Nevada Co. Sheriff opinion: Marijuana ballot measure a critical decision | SierraSun.com

Nevada Co. Sheriff opinion: Marijuana ballot measure a critical decision

Keith Royal
Opinion

Editor’s note

Visit bit.ly/1R9LIVv to access the Nevada County Elections page, where you can learn more about Measure W, which is on the June 7 primary ballot.

Back in 2012, the Nevada County Board of Supervisors adopted an Ordinance that established regulations to minimize the nuisance issues associated with marijuana cultivation within our county.

This effort came about as a result of numerous complaints within the community regarding the nuisance impacts by marijuana cultivation with the communities. We attempted to bring the different parties together in an effort to find middle ground, but were unsuccessful on a number of issues.

As a result, the Board passed an ordinance that set parameters in an effort to reduce the nuisance impacts on the community. Since that time, complaints have increased with many individuals asking advice, but fearful to make formal complaints, in fear of retribution.

During our investigation of complaints, we found not only were the growers not cultivating within the guidelines, but were in fact growing tremendously large gardens in the hopes they would not be detected or complained about.

Additionally, we found that the gardens were exploding in numbers in Nevada County, because other jurisdictions were banning outdoor cultivation to control nuisance issues, and as a result, these growers were told Nevada County is an “open county” for growing marijuana.

The direct nuisance impacts of marijuana cultivation include obnoxious odors, increased crime, increased traffic, poisoning of wildlife including bears and deer, theft and contamination of potable and riparian water sources, huge gardens, trash and open privies, and unpermitted mobile homes, trailers and other structures on vacant land.

Also, impacts include increased access and exposure to children, fires and threat of fires due to improper electrical sources and generators on dry brush, and negative impacts on the environment from unpermitted grading and clearing of land and use of chemical fertilizers and pesticides that leech into the water systems.
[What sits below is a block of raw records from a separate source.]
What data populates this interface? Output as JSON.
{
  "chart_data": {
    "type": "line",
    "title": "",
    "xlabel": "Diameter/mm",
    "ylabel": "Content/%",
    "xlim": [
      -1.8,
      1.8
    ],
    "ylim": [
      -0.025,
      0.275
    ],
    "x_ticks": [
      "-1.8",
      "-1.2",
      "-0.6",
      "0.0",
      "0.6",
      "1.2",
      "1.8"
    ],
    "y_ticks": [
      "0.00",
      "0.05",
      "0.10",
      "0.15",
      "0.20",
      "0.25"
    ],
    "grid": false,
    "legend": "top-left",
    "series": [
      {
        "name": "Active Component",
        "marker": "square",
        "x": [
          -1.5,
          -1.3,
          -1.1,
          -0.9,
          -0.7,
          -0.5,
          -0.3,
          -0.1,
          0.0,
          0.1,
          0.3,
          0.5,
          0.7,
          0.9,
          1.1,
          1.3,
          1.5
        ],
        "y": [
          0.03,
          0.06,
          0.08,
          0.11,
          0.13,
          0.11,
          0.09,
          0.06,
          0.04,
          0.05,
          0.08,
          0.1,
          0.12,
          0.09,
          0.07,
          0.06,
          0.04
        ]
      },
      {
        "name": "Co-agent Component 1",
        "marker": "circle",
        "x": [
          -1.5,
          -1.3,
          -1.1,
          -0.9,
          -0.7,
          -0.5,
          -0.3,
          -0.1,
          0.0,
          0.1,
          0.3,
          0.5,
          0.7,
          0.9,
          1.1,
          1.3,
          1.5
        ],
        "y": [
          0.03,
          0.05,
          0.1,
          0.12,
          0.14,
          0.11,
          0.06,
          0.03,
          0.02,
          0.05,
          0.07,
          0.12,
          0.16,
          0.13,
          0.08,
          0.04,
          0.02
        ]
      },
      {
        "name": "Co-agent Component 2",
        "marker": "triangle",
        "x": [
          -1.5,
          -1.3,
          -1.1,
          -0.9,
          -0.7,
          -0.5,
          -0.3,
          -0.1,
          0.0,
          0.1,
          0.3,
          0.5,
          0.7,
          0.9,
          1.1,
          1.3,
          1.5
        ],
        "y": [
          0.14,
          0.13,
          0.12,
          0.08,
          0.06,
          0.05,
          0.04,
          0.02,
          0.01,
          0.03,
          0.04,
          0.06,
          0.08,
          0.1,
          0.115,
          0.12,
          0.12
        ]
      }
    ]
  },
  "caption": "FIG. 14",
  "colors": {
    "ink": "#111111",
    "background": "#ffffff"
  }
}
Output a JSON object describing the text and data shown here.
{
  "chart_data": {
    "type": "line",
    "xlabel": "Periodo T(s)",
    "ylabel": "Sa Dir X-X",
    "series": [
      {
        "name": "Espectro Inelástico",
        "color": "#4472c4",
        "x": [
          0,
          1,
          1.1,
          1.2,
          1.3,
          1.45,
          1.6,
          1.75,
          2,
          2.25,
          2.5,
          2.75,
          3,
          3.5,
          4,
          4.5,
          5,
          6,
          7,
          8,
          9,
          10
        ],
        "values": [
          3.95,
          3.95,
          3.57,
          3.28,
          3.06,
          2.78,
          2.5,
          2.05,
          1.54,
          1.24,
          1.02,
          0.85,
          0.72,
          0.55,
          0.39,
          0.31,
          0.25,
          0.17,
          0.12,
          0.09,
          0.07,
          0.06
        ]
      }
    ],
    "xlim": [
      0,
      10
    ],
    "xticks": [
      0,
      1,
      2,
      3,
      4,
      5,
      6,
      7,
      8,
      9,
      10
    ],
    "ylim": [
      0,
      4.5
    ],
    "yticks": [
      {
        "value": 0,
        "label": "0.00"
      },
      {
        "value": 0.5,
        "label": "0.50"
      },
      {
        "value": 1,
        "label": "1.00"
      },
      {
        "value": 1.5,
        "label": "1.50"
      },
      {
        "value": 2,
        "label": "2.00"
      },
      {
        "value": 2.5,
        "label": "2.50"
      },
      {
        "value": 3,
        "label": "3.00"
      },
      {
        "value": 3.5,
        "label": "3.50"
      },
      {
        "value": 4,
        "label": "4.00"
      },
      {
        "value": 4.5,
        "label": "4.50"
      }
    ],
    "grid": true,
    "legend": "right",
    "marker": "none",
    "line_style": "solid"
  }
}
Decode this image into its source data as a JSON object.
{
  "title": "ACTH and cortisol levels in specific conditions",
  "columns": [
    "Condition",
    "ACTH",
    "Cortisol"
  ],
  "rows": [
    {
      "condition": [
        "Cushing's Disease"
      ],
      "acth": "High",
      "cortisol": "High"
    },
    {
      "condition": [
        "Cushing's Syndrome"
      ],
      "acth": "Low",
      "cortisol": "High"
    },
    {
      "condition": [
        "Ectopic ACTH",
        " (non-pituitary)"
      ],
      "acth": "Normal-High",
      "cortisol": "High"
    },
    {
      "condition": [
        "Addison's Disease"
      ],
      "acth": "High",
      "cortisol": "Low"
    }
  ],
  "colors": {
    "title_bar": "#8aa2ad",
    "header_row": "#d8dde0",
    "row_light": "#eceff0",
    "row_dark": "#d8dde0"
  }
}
Our experience in conducting inspections regarding violations of county marijuana cultivation ordinance is that these gardens are about making money and not about providing medicinal marijuana. I encourage readers go to visit our webpage to view the Marijuana PowerPoint Presentation — bit.ly/25Mkiiq — to view actual pictures found during these investigations.

Nuisance complaints regarding marijuana are considered civil violations and not crimes. In processing those complaints that were made to the Board and the Sheriff’s Office, we found the existing regulations were insufficient to effectively investigate and resolve in a timely fashion, and based on the experience and successes of other jurisdictions, felt that banning outdoor cultivation and limiting indoor cultivation to permitted structures would give us greater control to effectively reduce nuisance complaints in the community.

Currently, over 100 cities and counties in California have banned outdoor marijuana cultivation.

Based upon the community’s outcry, I felt compelled to bring forward a proposed new ordinance that would better regulate and effectively reduce nuisance complaints regarding marijuana.

We believe that the new ordinance does provide a balance between one’s access and ability to grow for medical needs, as well as protecting the quality of life issues of those living near the marijuana cultivation.

The new ordinance allows for 12 marijuana plants to be grown indoors, either within a permitted structure or greenhouse, or within the non-living area space of a residence which could include an attached garage. Twelve plants grown indoors could provide, based on our experience, 1Ž2 ounces to 1 pound of marijuana per plant. Additionally, a grower in an indoor environment could grow between 3-4 crops per year, and as such, anticipate between 18 and 48 pounds of marijuana over the course of the year.

Additionally, I recently had discussions with a corporate executive for Livwell, the largest marijuana corporation in Colorado, who explained to me that indoor cultivation, specifically for CBD Cannabis plants, was best done indoors. By doing so, he indicated you could best control the environment and production, not use pesticides, and continually grow throughout the year.

Lastly, he felt it was the most financially feasible method for growing quality marijuana for medical use. Growing indoors does provide a balance for the community and marijuana growers.

The bottom line is this ordinance is about protecting the quality of life in our communities by minimizing the nuisance issues caused by marijuana cultivation.

In June, the Nevada County public will have the ability to vote on whether or not they support this new ordinance. Please consider what type of County you want Nevada County to look like for your children and grandchildren to grow up in.

Furthermore, what types of businesses do you want to start up or relocate here? This will be a critical decision for our community.